Princeton computer scientist Arvind Narayanan argues there are at least 21 different definitions of fairness, the problem this creates is that one person’s fairness could be another’s discrimination.

There is arguably a need for greater diversity in the development rooms where AI algorithms are created. A cursory glance at the demographics of the big tech firms shows a disproportionate gender and demographic bias. More must be done to accelerate the synthesis of diverse and inclusive perspectives in the AI creation process, so that AI algorithms and the data they are trained on embody a broad range of perspectives, allowing them to drive more optimal outcomes for all those represented in society.

What can we do to mitigate bias in the AI solutions we increasingly use to make potentially life changing decisions, such as arresting someone or hiring someone? Greater awareness of bias can help developers see the context in which AI could amplify embedded bias and guide them to put corrective measures in place.
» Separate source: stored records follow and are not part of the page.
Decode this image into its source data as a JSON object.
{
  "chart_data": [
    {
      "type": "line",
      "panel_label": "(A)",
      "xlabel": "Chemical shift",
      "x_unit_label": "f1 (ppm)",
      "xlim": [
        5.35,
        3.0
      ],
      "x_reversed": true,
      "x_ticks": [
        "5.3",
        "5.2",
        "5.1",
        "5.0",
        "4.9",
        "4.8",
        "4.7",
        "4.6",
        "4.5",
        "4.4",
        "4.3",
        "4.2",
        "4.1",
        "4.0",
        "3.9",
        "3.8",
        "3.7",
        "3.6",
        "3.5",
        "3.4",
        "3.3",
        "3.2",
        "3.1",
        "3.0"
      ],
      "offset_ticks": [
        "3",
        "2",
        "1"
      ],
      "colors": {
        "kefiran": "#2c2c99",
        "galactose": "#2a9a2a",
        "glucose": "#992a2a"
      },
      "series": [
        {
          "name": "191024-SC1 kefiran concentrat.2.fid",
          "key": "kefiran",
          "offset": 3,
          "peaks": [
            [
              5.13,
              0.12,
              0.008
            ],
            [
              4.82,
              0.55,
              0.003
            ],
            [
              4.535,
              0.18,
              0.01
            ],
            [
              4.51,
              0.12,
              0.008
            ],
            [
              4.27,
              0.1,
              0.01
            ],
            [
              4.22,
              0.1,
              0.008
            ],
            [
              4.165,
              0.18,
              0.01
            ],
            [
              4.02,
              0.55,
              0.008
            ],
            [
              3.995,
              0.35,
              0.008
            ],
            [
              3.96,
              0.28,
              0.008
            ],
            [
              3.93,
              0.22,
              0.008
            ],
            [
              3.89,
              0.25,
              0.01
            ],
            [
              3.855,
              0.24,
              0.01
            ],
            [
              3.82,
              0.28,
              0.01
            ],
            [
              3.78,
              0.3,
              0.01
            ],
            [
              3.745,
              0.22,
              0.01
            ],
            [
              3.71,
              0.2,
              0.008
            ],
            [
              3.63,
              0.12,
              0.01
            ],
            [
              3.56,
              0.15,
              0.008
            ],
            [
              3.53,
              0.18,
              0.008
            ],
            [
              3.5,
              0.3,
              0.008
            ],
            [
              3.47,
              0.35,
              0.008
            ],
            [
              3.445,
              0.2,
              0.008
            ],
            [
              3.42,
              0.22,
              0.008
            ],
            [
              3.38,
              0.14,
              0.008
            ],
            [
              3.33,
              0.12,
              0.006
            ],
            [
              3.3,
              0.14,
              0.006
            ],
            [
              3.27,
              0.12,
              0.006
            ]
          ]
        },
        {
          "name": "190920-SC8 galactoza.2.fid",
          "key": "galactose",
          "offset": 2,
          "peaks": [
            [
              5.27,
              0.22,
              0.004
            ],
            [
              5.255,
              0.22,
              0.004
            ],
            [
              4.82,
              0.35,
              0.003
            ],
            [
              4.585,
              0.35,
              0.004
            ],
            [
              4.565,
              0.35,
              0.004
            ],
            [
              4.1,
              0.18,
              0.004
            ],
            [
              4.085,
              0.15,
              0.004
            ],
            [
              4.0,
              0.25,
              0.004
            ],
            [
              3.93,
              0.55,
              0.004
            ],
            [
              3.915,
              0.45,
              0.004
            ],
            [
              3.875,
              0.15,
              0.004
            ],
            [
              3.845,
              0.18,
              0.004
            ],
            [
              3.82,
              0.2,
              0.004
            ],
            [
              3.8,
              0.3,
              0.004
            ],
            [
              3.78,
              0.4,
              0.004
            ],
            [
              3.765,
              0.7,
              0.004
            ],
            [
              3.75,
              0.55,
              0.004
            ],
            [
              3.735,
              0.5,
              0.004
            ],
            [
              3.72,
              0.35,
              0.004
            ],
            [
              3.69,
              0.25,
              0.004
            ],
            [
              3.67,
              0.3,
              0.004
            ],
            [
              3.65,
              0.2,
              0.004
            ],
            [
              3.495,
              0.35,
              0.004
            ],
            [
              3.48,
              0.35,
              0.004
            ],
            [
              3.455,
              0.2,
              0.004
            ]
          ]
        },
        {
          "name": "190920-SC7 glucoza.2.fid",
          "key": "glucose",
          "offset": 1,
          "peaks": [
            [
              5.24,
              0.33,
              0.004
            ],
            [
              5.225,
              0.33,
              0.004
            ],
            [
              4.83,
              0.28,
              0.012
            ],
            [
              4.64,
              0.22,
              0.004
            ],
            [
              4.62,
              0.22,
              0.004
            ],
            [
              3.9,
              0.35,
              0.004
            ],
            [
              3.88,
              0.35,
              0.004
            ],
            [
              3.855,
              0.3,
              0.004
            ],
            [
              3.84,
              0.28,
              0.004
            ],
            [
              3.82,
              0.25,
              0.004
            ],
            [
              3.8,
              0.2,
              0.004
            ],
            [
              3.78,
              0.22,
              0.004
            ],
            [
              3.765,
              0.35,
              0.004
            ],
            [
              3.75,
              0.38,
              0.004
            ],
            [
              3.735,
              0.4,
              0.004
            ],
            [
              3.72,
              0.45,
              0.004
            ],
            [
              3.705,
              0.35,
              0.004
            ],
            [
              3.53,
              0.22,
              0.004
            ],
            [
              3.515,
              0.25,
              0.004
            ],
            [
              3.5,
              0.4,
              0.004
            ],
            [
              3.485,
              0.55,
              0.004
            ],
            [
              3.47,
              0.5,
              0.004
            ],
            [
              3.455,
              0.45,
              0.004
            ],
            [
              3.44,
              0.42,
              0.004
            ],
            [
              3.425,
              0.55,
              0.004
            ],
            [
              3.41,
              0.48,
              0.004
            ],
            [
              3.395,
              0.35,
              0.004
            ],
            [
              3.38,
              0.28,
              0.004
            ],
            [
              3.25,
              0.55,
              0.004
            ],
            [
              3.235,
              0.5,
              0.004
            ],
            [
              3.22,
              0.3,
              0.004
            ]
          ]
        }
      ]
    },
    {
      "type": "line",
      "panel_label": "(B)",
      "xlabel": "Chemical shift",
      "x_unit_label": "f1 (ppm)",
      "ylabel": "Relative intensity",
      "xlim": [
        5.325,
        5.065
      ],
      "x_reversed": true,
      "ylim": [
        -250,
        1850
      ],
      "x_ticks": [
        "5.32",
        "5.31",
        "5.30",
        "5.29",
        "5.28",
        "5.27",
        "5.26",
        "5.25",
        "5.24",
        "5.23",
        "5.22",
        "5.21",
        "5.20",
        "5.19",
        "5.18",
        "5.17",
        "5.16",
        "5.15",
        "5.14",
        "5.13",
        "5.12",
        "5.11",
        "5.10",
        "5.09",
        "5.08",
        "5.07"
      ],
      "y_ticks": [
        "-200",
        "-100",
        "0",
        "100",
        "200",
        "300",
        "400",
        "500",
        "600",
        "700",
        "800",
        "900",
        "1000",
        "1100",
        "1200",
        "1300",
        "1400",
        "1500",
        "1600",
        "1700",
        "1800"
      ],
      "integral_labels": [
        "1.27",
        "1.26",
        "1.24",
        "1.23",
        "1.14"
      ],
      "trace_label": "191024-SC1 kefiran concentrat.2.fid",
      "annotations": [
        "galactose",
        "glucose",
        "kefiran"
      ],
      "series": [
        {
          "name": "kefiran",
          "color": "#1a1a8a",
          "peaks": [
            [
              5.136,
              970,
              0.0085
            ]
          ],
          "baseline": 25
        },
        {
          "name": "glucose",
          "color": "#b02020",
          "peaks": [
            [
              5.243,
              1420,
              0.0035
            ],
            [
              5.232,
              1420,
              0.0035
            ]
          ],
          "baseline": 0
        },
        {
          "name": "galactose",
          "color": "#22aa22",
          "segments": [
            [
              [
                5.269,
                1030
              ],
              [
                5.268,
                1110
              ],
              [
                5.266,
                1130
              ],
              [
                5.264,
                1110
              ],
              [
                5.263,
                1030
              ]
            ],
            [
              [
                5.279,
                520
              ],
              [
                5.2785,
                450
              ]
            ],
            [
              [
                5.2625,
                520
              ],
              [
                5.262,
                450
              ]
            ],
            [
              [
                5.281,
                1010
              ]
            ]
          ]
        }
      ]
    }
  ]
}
Testing processes should also be developed with bias in mind: AI creators should deliberately create processes and practices that test for and correct bias. Design should always keep bias in mind.

Finally, AI firms need to make investments into bias research, partnering with other disciplines far beyond technology such as psychology or philosophy, and share the learnings broadly to ensure all the algorithms we use can operate alongside humans in a responsible and helpful manner.

Fixing bias is not something we can do overnight. It’s a process, just like solving discrimination in any other part of society. However, with greater awareness and a purposeful approach to combating bias, AI algorithm creators have a hugely influential role to play in helping establish a more fair and just society for everyone.

This could be one silver lining in the ominous cloud that is 2020.